Bei der ganzen Geschichte gibt es dann auch noch das Rahmenprogramm, dass organisiert wird. Eine Pizzeria auf der Insel lädt jedes Jahr sämtliche Familien ein, und es werden Ausflüge organisiert. Und dann gibt es noch die Fototermine mit der Politik auf dem Cabildo und den jeweiligen Rathäusern, wo die Kinder mit den Politikern in die Kamera lächeln sollen. Wobei diese Geschichte mit Presse und so weiter eben auch seinen Sinn hat, so bleibt die Situation in den Flüchtlingslagern wenigstens etwas präsent. Die Organisation läuft zwar über eine private Initiative, aber im spanischen Parlament wird jedes Jahr aufs Neue ein Gesetz verabschiedet, dass den Sonderaufenthalt der Kinder regelt. Die werden im Laufe ihres Aufenthalts ins Centro de Salud geschickt und komplett gecheckt. Auch ein Besuch beim Optiker und beim Zahnarzt steht an, und hier werden eben die Kosten übernommen.  Die jährliche Veröffentlichung der Regelung als BOE (Bolletin oficial de España) geschieht meist so im März und dann machen sich die Freiwilligen ans Werk die ganze Geschichte zu organisieren. Viele Familien freuen sich dann auf ein Wiedersehen mit den Gastkindern des Vorjahres, aber die Frischlingsfamilien sind entsprechend aufgeregt.

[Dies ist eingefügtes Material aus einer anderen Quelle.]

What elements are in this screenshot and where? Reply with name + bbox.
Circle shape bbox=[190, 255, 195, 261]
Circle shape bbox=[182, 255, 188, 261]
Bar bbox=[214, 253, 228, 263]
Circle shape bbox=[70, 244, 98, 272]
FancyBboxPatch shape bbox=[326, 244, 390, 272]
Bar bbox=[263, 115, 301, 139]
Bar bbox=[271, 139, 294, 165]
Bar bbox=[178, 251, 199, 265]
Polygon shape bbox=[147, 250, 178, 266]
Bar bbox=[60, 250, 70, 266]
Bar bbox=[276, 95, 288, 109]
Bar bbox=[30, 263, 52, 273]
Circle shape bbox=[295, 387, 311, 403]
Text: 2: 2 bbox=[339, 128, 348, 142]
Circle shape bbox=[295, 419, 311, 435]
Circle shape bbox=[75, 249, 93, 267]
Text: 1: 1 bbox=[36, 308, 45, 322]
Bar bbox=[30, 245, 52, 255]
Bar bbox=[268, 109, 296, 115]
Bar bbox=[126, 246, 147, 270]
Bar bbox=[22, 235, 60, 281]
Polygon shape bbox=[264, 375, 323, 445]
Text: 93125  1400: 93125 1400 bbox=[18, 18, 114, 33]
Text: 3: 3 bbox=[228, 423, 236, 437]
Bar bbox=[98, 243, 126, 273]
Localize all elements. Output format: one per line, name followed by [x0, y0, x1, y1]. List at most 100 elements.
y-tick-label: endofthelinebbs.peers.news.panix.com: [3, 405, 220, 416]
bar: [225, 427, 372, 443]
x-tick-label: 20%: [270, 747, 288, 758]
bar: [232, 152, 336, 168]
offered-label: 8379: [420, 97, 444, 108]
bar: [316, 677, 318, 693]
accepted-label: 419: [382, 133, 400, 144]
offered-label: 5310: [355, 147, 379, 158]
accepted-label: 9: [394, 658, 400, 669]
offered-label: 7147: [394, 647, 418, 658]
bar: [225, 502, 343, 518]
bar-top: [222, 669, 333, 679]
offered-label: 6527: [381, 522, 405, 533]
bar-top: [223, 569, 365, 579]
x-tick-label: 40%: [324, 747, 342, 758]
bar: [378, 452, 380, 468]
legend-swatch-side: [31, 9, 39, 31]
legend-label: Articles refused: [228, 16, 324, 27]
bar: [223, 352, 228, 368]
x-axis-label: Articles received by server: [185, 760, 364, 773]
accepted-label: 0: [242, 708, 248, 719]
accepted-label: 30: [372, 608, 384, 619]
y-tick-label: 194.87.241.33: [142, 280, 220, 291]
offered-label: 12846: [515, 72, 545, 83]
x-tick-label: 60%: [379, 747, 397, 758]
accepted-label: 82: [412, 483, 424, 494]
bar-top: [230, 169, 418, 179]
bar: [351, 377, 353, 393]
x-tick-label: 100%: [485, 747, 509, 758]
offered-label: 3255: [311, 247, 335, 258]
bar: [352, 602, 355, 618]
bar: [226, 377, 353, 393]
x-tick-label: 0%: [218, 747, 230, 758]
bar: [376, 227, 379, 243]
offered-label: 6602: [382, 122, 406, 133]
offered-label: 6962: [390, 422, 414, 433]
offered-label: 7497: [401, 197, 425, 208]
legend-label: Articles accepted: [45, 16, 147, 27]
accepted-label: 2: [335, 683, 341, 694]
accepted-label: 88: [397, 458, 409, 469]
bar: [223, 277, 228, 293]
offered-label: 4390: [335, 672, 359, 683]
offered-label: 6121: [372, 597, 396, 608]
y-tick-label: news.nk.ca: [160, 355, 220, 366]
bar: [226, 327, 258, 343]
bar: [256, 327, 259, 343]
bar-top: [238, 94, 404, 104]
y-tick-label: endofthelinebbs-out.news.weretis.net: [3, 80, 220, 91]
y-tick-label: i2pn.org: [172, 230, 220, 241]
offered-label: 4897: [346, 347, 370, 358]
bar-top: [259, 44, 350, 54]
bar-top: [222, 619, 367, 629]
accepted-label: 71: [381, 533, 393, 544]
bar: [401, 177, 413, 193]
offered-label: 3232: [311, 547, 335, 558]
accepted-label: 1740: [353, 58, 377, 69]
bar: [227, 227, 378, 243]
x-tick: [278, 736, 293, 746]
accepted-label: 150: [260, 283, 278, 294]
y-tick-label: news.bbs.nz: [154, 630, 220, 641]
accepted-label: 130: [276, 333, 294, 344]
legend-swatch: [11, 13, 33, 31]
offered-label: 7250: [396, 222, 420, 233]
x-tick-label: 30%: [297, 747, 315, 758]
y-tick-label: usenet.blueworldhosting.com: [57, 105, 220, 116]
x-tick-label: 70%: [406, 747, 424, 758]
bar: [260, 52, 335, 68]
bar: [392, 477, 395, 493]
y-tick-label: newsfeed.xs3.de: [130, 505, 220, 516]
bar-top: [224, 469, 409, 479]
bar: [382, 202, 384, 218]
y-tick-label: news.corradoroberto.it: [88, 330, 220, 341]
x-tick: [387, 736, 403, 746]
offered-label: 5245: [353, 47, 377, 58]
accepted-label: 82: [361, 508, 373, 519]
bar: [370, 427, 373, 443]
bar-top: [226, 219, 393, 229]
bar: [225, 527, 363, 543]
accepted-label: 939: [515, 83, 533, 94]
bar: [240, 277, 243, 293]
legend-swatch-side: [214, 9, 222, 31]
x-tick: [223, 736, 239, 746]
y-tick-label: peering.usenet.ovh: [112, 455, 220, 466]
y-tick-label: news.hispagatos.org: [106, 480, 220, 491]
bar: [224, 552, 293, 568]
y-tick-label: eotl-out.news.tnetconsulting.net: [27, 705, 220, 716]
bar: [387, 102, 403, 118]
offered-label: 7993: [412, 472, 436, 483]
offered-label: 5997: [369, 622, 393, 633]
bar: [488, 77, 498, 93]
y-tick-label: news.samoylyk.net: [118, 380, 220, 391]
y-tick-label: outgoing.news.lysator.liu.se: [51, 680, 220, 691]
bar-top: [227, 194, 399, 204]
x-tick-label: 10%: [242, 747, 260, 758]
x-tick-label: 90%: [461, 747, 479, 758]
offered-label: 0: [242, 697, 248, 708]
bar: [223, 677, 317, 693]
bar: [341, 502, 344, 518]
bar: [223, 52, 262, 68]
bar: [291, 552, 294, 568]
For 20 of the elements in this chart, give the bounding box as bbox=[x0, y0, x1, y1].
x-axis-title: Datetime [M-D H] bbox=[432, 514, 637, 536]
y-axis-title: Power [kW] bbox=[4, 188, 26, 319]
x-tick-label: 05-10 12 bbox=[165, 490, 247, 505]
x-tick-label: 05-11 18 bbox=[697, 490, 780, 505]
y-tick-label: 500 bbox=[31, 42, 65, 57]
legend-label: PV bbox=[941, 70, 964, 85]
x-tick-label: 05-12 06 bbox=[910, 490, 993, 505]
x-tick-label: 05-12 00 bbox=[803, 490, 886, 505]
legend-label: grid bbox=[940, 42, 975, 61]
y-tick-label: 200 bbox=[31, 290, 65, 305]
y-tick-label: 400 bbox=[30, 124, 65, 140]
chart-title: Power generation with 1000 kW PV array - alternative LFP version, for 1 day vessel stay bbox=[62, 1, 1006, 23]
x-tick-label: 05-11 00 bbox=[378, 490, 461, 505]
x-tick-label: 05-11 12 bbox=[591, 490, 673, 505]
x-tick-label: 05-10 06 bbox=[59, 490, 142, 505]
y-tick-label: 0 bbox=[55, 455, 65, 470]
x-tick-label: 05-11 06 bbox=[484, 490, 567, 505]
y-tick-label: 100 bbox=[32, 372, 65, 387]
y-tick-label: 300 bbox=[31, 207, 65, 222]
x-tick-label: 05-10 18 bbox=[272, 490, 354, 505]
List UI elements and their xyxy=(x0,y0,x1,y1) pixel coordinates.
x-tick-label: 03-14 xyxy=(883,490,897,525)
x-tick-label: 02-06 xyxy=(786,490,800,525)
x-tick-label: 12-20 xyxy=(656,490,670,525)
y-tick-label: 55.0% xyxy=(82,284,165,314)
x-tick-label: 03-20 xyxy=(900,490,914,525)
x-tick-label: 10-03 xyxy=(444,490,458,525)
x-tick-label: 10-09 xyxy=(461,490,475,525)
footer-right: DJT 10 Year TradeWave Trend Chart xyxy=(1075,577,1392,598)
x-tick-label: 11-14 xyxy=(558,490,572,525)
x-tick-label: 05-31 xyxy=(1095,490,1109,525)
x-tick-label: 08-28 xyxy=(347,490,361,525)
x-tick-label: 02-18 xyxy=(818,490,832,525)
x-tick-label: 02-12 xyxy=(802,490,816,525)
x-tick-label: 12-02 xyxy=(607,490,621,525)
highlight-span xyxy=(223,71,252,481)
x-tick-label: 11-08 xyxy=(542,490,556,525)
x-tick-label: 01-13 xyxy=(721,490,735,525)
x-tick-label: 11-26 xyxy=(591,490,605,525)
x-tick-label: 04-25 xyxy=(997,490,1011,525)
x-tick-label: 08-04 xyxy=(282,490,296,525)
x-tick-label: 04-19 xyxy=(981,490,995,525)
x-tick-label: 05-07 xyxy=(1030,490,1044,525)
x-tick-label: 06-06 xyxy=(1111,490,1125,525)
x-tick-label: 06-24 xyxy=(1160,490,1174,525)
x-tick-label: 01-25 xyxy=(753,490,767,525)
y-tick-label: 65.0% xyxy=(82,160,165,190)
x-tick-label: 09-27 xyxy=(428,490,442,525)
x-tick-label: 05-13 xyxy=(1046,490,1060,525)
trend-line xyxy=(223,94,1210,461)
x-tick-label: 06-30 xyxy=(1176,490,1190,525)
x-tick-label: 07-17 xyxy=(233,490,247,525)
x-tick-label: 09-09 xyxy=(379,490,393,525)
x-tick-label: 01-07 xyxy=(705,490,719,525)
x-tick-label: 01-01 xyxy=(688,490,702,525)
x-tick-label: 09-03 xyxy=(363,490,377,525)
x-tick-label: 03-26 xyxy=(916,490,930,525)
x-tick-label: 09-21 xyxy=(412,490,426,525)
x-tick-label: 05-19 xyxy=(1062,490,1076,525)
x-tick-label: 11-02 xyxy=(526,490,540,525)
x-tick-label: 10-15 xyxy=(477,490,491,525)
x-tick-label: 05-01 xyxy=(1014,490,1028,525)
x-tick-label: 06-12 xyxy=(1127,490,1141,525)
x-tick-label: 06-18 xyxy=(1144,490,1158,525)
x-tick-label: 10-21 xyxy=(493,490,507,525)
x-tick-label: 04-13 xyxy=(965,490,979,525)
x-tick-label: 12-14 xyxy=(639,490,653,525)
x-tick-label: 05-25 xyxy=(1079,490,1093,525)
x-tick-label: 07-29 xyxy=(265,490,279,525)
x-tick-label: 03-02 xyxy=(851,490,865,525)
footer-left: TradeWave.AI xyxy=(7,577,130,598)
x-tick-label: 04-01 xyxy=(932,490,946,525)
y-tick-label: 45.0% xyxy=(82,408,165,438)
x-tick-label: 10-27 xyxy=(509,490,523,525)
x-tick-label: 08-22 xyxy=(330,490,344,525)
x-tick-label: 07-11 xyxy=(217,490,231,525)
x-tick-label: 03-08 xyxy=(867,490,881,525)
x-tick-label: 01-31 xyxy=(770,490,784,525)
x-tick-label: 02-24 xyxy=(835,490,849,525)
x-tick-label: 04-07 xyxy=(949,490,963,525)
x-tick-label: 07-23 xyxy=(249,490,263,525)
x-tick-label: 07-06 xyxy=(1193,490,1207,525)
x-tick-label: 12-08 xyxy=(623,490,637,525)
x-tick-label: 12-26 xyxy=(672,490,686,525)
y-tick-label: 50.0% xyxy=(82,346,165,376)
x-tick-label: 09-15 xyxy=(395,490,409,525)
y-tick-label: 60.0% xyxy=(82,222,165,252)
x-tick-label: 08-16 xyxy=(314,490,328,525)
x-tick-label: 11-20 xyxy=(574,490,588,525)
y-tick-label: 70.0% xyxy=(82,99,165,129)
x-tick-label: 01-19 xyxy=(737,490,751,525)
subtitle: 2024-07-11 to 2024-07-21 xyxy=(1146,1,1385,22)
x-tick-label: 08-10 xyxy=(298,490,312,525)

Vorgestern haben wir erfahren, wie unser Gast heißt und wie alt er ist. Gestern waren wir dann erstmal einkaufen und haben 2 T-Shirts, einige Unterhosen, Socken, eine Jogginghose und einen Pyjama gekauft. Die Kinder kommen ja nur mit dem, was sie am Leib tragen. Den ganzen Rest kaufen wir später. Vielleicht ist das Aussuchen eines eigenen paar Turnschuhe, am Ende sogar mit Markenlogo, etwas, das man den Kurzen selber machen lassen soll. Außerdem wissen wir weder Schuh- noch Körpergröße. Unabhängig von der Organisation, wie Zimmer herrichten wächst so langsam die Anspannung. Meine Kinder freuen sich auf das Gastgeschwisterchen, wobei meine Tochter lieber ein Mädchen gehabt hätte. Der große, der bereits mit dem Übersetzer von Muttern Schabernack betreibt, bekommt vorsorglich mitgeteilt, dass er unserem Gast, in seiner pubertären Überschwänglichkeit keinen Unsinn beibringen soll. Wobei wir da eigentlich recht großes Vertrauen haben. Der kann sehr gut mit jüngeren Kindern und die auch mit ihm. Insgesamt glauben wir, dass das ganz gut klappen wird und wir freuen uns auch. Allerdings ist es noch nicht hundertprozentig sicher, dass auch alle Kinder mitkommen. Das wurde uns zumindest gestern noch mitgeteilt. Sollte eines der Kinder krank werden, oder sich kurzfristig aus Furcht oder Überforderung entscheiden die Weltreise Tinduf – Algier- Madrid -Teneriffa – La Palma (alles an einem Tag) doch nicht anzutreten, dann hat man die paar Klamotten eben umsonst gekauft. Im Normalfall kommen aber fast alle. Jeder kennt jemand, der in den letzten Jahren schon einmal den Sommer in Spanien verbracht hat, und daher wissen die meisten auch, dass nichts Schlimmes passieren wird.